They fail because users optimise for speed and continuity of work. If the secure process is disruptive, people look for shortcuts, fall back to passwords, or avoid enrollment altogether. That turns a policy into an exception pattern. The real test is whether the control can be followed consistently by the people who must use it every day.
Why This Matters for Security Teams
Identity controls only work when people can use them repeatedly without bypassing them. When enrolment, MFA, approval chains, or secret rotation add too much friction, users optimise for continuity of work and create shadow paths that weaken the control rather than strengthen it. That is why a policy that looks strong on paper can become an exception culture in practice.
This pattern matters most for NHI and agentic workloads, where the “user” may be an application, pipeline, or autonomous agent. In those environments, identity friction can delay releases, break integrations, or push teams toward long-lived secrets and shared service accounts. NIST’s NIST Cybersecurity Framework 2.0 treats usable, risk-based control as part of resilience, not an optional convenience. NHIMG’s Ultimate Guide to NHIs frames the same problem from the machine identity side: if the control path is too hard, operations will route around it.
In practice, many security teams encounter bypassed identity controls only after users have already normalised the workaround rather than through intentional policy adoption.
How It Works in Practice
The practical failure mode is simple: the control asks for more effort than the user perceives as necessary for the task. For humans, that may mean repeated MFA prompts, overly frequent re-enrolment, or cumbersome approval steps. For NHI and agentic systems, it may mean service accounts that expire too quickly, manual secret retrieval, or access requests that cannot keep pace with deployment and runtime changes.
When that happens, teams compensate by reusing credentials, extending TTLs indefinitely, or storing secrets in places that are easy to reach and hard to govern. The right response is not to remove control, but to reduce friction through better design: just-in-time access, workload identity, short-lived tokens, and policy evaluation at request time. That approach aligns with current guidance in The State of Secrets in AppSec, which shows how fragmented secrets practices and weak day-to-day adoption create durable exposure.
For software and agents, this usually means:
- Use workload identity rather than shared static credentials so the system proves what it is, not just what secret it knows.
- Issue short-lived credentials only when a task is needed, then revoke them automatically.
- Make approval and policy checks contextual, so low-risk actions do not inherit the same burden as high-risk ones.
- Log and review exceptions, because repeated exceptions are often a design defect disguised as an operational workaround.
For implementation detail, teams often pair this with SPIFFE or similar workload identity patterns and policy engines that evaluate access dynamically. These controls tend to break down when legacy apps require static credentials or when platform teams cannot automate identity issuance across heterogeneous environments.
Common Variations and Edge Cases
Tighter identity control often increases operational overhead, requiring organisations to balance stronger assurance against developer velocity, uptime, and support load.
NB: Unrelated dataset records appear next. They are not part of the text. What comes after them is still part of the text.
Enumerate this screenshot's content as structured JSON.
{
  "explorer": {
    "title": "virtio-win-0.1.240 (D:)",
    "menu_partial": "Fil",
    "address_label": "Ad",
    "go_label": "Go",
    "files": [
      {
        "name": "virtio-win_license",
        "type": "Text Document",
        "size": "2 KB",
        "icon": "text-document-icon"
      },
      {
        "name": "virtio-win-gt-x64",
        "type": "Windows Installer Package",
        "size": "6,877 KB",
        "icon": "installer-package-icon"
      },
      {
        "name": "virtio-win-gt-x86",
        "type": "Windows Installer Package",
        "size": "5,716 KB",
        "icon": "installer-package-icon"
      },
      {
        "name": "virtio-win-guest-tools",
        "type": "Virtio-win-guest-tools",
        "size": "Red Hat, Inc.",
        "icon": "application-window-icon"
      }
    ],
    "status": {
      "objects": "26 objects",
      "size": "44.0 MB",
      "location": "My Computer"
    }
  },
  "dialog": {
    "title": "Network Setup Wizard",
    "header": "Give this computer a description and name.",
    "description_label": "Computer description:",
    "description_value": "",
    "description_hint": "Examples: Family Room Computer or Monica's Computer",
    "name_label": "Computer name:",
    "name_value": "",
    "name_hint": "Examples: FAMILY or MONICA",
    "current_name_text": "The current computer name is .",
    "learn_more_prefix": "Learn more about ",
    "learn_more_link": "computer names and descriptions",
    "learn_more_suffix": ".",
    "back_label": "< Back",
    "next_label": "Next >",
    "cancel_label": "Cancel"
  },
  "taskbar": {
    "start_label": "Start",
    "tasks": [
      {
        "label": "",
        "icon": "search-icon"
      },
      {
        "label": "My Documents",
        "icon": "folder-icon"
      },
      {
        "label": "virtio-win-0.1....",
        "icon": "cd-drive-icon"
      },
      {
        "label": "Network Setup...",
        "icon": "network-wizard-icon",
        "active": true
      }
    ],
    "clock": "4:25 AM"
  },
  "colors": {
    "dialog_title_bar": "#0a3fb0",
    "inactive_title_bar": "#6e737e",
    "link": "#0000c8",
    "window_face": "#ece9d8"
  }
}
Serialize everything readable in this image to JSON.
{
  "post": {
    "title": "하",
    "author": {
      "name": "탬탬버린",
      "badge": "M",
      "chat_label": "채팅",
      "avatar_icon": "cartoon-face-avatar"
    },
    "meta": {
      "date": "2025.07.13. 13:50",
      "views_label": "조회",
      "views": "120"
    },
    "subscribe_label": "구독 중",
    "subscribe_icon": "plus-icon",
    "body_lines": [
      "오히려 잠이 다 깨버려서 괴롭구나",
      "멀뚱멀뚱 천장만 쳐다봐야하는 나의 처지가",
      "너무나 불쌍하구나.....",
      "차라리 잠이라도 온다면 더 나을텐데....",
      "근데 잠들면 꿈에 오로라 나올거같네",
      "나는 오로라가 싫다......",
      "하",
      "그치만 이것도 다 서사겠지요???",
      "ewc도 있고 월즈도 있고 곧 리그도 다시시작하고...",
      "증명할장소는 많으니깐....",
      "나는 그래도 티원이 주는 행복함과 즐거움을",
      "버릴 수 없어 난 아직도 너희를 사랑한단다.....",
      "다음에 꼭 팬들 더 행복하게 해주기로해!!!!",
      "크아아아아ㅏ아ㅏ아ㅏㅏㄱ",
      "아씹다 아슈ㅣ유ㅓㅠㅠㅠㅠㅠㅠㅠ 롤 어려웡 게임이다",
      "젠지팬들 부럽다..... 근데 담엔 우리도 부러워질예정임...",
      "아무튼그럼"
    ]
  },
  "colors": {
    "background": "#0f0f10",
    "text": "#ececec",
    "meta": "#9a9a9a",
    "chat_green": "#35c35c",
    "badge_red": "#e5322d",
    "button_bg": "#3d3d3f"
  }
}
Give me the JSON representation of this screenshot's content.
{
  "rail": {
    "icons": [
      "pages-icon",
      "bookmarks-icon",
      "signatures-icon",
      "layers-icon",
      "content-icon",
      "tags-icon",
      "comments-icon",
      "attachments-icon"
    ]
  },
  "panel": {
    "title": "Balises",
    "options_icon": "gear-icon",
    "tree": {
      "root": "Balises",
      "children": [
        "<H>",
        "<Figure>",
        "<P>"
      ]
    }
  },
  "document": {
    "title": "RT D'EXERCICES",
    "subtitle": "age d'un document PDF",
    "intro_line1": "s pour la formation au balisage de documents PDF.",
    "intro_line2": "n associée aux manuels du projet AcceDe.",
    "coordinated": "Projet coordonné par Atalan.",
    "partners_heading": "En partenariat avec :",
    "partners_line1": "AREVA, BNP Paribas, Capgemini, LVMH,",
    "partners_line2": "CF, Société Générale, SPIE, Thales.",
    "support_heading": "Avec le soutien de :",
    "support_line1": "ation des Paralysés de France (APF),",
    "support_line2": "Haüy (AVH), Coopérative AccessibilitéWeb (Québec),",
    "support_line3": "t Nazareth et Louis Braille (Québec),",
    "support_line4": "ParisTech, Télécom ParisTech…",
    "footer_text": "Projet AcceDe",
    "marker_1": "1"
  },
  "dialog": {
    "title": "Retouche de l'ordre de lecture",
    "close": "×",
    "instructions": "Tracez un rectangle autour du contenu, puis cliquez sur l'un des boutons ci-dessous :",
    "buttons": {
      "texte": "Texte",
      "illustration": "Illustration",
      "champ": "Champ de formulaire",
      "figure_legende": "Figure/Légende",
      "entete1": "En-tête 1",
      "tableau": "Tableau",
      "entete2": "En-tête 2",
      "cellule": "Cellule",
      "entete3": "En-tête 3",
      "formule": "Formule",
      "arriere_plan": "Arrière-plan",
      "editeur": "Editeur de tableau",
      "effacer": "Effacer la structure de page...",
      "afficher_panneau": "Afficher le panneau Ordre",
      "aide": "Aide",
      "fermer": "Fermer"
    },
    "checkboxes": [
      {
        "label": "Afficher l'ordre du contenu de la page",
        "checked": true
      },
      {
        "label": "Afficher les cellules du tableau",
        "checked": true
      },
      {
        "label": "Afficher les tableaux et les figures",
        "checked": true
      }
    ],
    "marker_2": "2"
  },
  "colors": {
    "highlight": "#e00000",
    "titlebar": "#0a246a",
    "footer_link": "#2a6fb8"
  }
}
There is no universal standard for how much friction is acceptable, so current guidance suggests measuring control success by sustained adoption, not by the strictness of the policy text. A control that is technically sound but routinely bypassed is weaker than a simpler control that people actually use. NHIMG’s 52 NHI Breaches Analysis and Top 10 NHI Issues both reinforce the same operational lesson: brittle identity processes create gaps that attackers can exploit.
Edge cases matter. In regulated environments, more friction may be justified if the workflow supports strong evidence, separation of duties, and auditability. In fast-moving engineering environments, the better pattern is usually invisible security: federated auth, automated enrolment, and secretless access where possible. For autonomous agents, that becomes even more important because humans cannot manually approve every action without breaking the system. Best practice is evolving, but the direction is clear: reduce friction by making secure behaviour the easiest path, not the exceptional one.
Standards & Framework Alignment
This section maps relevant standards and security frameworks to the operational risks and controls described in this guidance.
OWASP Non-Human Identity Top 10 address the attack and risk surface, while NIST CSF 2.0 and NIST AI RMF set the governance and control requirements practitioners need to meet.
| Framework | Control / Reference | Relevance |
|---|---|---|
| NIST CSF 2.0 | PR.AC-1 | Access control fails when users cannot follow it consistently. |
| OWASP Non-Human Identity Top 10 | NHI-03 | Long-lived or awkward credentials often become the friction-induced workaround. |
| NIST AI RMF | GOVERN | AI and agent controls need governance that fits operational reality. |
Tune access workflows so legitimate users can complete tasks without creating bypasses or standing exceptions.